The greedy politician said, “Sorry, little wee farmer – for the past two years of trying to formulate excessive policies that would ruin you we now understand that you’re the only ones who can save us, as 70% of our countries exports come from the primary industry and without them our economy will be in tatters.”
The misleading media said, “Sorry for making you look like the bad guys, how are you going to help us?”
The misinformed public said, “Oh, you’ve been trying to feed us this whole time?”

And so the little wee farmer sighed and put his head down and went back to work.
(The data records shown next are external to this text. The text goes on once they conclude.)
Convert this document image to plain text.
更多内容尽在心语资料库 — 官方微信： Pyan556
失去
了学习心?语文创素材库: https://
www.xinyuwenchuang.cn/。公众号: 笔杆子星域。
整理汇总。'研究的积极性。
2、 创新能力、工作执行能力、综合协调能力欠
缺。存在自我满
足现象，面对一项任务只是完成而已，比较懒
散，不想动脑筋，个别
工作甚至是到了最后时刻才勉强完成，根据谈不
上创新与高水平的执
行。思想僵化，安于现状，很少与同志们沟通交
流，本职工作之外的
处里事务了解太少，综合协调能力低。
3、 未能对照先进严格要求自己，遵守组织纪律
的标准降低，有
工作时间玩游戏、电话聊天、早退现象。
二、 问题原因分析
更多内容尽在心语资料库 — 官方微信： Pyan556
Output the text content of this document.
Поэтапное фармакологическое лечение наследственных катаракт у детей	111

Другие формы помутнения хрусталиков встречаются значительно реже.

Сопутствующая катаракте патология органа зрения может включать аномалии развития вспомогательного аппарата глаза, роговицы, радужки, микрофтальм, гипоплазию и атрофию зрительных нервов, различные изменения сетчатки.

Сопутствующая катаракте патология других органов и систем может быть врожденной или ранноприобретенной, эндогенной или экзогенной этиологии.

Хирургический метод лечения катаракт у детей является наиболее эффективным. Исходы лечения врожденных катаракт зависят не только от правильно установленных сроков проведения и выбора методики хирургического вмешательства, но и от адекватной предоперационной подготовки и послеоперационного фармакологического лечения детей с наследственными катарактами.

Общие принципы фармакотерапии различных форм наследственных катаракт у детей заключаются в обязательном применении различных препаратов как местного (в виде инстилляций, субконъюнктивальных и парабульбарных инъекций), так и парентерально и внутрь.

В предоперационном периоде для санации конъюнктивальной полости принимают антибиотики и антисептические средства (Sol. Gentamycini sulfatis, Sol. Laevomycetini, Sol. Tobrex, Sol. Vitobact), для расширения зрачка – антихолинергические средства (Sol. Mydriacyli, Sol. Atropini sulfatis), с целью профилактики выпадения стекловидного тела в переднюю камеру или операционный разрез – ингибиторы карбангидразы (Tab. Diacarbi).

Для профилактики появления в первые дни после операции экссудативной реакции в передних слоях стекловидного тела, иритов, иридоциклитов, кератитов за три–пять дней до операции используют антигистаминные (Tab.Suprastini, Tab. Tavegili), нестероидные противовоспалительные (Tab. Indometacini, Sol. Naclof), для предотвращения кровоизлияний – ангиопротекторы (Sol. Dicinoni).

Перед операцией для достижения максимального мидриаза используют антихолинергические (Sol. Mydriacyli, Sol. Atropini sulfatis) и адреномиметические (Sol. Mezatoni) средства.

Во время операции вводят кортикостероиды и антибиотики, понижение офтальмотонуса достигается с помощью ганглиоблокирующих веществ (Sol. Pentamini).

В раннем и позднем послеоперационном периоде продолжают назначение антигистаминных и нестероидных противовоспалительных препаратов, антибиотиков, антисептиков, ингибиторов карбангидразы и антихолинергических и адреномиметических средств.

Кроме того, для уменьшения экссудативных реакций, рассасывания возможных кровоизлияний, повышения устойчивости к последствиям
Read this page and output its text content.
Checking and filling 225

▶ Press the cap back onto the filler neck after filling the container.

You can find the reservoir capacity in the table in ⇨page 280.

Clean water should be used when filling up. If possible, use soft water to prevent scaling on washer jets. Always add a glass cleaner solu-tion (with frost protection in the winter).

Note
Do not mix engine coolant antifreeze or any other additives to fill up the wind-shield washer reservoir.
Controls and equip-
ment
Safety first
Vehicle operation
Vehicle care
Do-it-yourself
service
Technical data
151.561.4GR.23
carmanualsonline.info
Here’s hoping all “non-essential” members of the NZIAHS are back at work soon, too.

Safeguarding ourselves

  1. Professor Julie Leask, from the University of Sydney, posted an article on The Conversation headed “Coronavirus distancing measures are confusing. Here are 3 things to ask yourself before you see someone”.
  2. It was based on the coronavirus and COVID-19 situation on March 23 but readers were advised the situation is rapidly developing and official advice may change.

Among her observations:
There’s no magic cut off where you stop all risk. We have got to accept it is about degrees of risk and what we collectively do to minimise it.If we choose to have contact with another person, while staying within the boundaries of what is permissible based on the government requirements, then it’s important you have a set of evidence-based principles that helps guide your decision-making.Good advice.  Keep safe.